Según las palabras del Embajador de España al informar al rey de Bohemia sobre el príncipe don Carlos: “tiene los cabellos oscuros y lacios, la cabeza mediana, los labios normales, los labios grises, el mentón poco saliente y el rostro muy pálido. No es ancho de espaldas ni de talla grande: uno de sus hombros es un poco más alto que el otro. Tiene el pecho hundido y una pequeña giba en la espalda, a la altura del estómago. Su pierna izquierda es bastante más larga que la derecha y e sirve menos fácilmente de todo el lado derecho de su persona que del izquierdo. Los muslos son fuertes pero mal proporcionados, y sus piernas débiles. Su voz es delgada y muy chillona; da muestra de dificultad al empezar a hablar y las palabras le salen con dificultad de la boca.
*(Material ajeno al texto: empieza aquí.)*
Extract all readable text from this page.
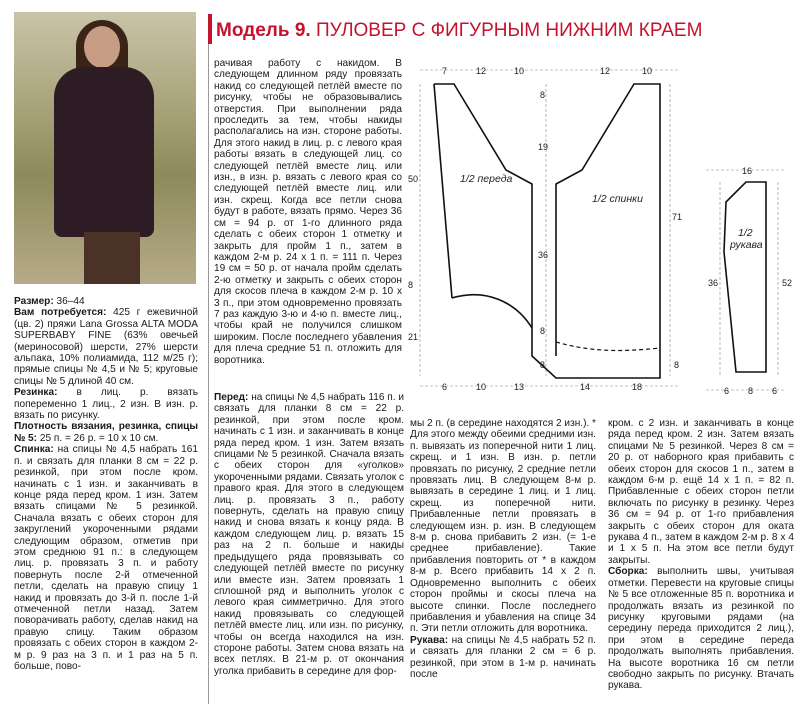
Модель 9. ПУЛОВЕР С ФИГУРНЫМ НИЖНИМ КРАЕМ

Размер: 36–44

Вам потребуется: 425 г ежевичной (цв. 2) пряжи Lana Grossa ALTA MODA SUPERBABY FINE (63% овечьей (мериносовой) шерсти, 27% шерсти альпака, 10% полиамида, 112 м/25 г); прямые спицы № 4,5 и № 5; круговые спицы № 5 длиной 40 см.

Резинка: в лиц. р. вязать попеременно 1 лиц., 2 изн. В изн. р. вязать по рисунку.

Плотность вязания, резинка, спицы № 5: 25 п. = 26 р. = 10 x 10 см.

Спинка: на спицы № 4,5 набрать 161 п. и связать для планки 8 см = 22 р. резинкой, при этом после кром. начинать с 1 изн. и заканчивать в конце ряда перед кром. 1 изн. Затем вязать спицами № 5 резинкой. Сначала вязать с обеих сторон для закруглений укороченными рядами следующим образом, отметив при этом среднюю 91 п.: в следующем лиц. р. провязать 3 п. и работу повернуть после 2-й отмеченной петли, сделать на правую спицу 1 накид и провязать до 3-й п. после 1-й отмеченной петли назад. Затем поворачивать работу, сделав накид на правую спицу. Таким образом провязать с обеих сторон в каждом 2-м р. 9 раз на 3 п. и 1 раз на 5 п. больше, пово-

рачивая работу с накидом. В следующем длинном ряду провязать накид со следующей петлёй вместе по рисунку, чтобы не образовывались отверстия. При выполнении ряда проследить за тем, чтобы накиды располагались на изн. стороне работы. Для этого накид в лиц. р. с левого края работы вязать в следующей лиц. со следующей петлёй вместе лиц. или изн., в изн. р. вязать с левого края со следующей петлёй вместе лиц. или изн. скрещ. Когда все петли снова будут в работе, вязать прямо. Через 36 см = 94 р. от 1-го длинного ряда сделать с обеих сторон 1 отметку и закрыть для пройм 1 п., затем в каждом 2-м р. 24 x 1 п. = 111 п. Через 19 см = 50 р. от начала пройм сделать 2-ю отметку и закрыть с обеих сторон для скосов плеча в каждом 2-м р. 10 x 3 п., при этом одновременно провязать 7 раз каждую 3-ю и 4-ю п. вместе лиц., чтобы край не получился слишком широким. После последнего убавления для плеча средние 51 п. отложить для воротника.

Перед: на спицы № 4,5 набрать 116 п. и связать для планки 8 см = 22 р. резинкой, при этом после кром. начинать с 1 изн. и заканчивать в конце ряда перед кром. 1 изн. Затем вязать спицами № 5 резинкой. Сначала вязать с обеих сторон для «уголков» укороченными рядами. Связать уголок с правого края. Для этого в следующем лиц. р. провязать 3 п., работу повернуть, сделать на правую спицу накид и снова вязать к концу ряда. В каждом следующем лиц. р. вязать 15 раз на 2 п. больше и накиды предыдущего ряда провязывать со следующей петлёй вместе по рисунку или вместе изн. Затем провязать 1 сплошной ряд и выполнить уголок с левого края симметрично. Для этого накид провязывать со следующей петлёй вместе лиц. или изн. по рисунку, чтобы он всегда находился на изн. стороне работы. Затем снова вязать на всех петлях. В 21-м р. от окончания уголка прибавить в середине для фор-

мы 2 п. (в середине находятся 2 изн.). * Для этого между обеими средними изн. п. вывязать из поперечной нити 1 лиц. скрещ. и 1 изн. В изн. р. петли провязать по рисунку, 2 средние петли провязать лиц. В следующем 8-м р. вывязать в середине 1 лиц. и 1 лиц. скрещ. из поперечной нити. Прибавленные петли провязать в следующем изн. р. изн. В следующем 8-м р. снова прибавить 2 изн. (= 1-е среднее прибавление). Такие прибавления повторить от * в каждом 8-м р. Всего прибавить 14 x 2 п. Одновременно выполнить с обеих сторон проймы и скосы плеча на высоте спинки. После последнего прибавления и убавления на спице 34 п. Эти петли отложить для воротника.

Рукава: на спицы № 4,5 набрать 52 п. и связать для планки 2 см = 6 р. резинкой, при этом в 1-м р. начинать после

кром. с 2 изн. и заканчивать в конце ряда перед кром. 2 изн. Затем вязать спицами № 5 резинкой. Через 8 см = 20 р. от наборного края прибавить с обеих сторон для скосов 1 п., затем в каждом 6-м р. ещё 14 x 1 п. = 82 п. Прибавленные с обеих сторон петли включать по рисунку в резинку. Через 36 см = 94 р. от 1-го прибавления закрыть с обеих сторон для оката рукава 4 п., затем в каждом 2-м р. 8 x 4 и 1 x 5 п. На этом все петли будут закрыты.

Сборка: выполнить швы, учитывая отметки. Перевести на круговые спицы № 5 все отложенные 85 п. воротника и продолжать вязать из резинкой по рисунку круговыми рядами (на середину переда приходится 2 лиц.), при этом в середине переда продолжать выполнять прибавления. На высоте воротника 16 см петли свободно закрыть по рисунку. Втачать рукава.

1/2 переда
1/2 спинки
1/2
рукава
7	12	10	12	10
6	10	13	14	18
50
8
21
8
19
36
8
8
71
8
16
36	52
6 8 6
Su naturaleza es delicada y enfermiza y su carácter violento e irritable.

La herencia genética

La política matrimonial que iniciaron los Reyes Católicos y que continuó el Emperador Carlos V, tuvo como resultado una seria de uniones consanguíneas que se ve reflejada en el árbol genealógico de los Austrias españoles.


Carlos V, hijo de Juana la Loca y Felipe el Hermoso y nieto de los Reyes Católicos contrajo matrimonio con su prima hermana Isabel de Portugal, y el hijo de ambos, Felipe II lo hizo a su vez con María Manuela de Portugal, prima hermana suya y además en doble grado. Uno y otro eran nietos de Juana I de Castilla, por lo que su hijo, el príncipe don Carlos era biznieto tanto por línea materna como paterna de la desdichada reina llamada “la loca”. Todo hace pensar que esta desgraciada herencia genética, fruto de repetidas uniones consanguíneas, se manifestó en la persona de don Carlos, no solo en lo que respecta a su fragilidad física sino también a sus desequilibrios físicos.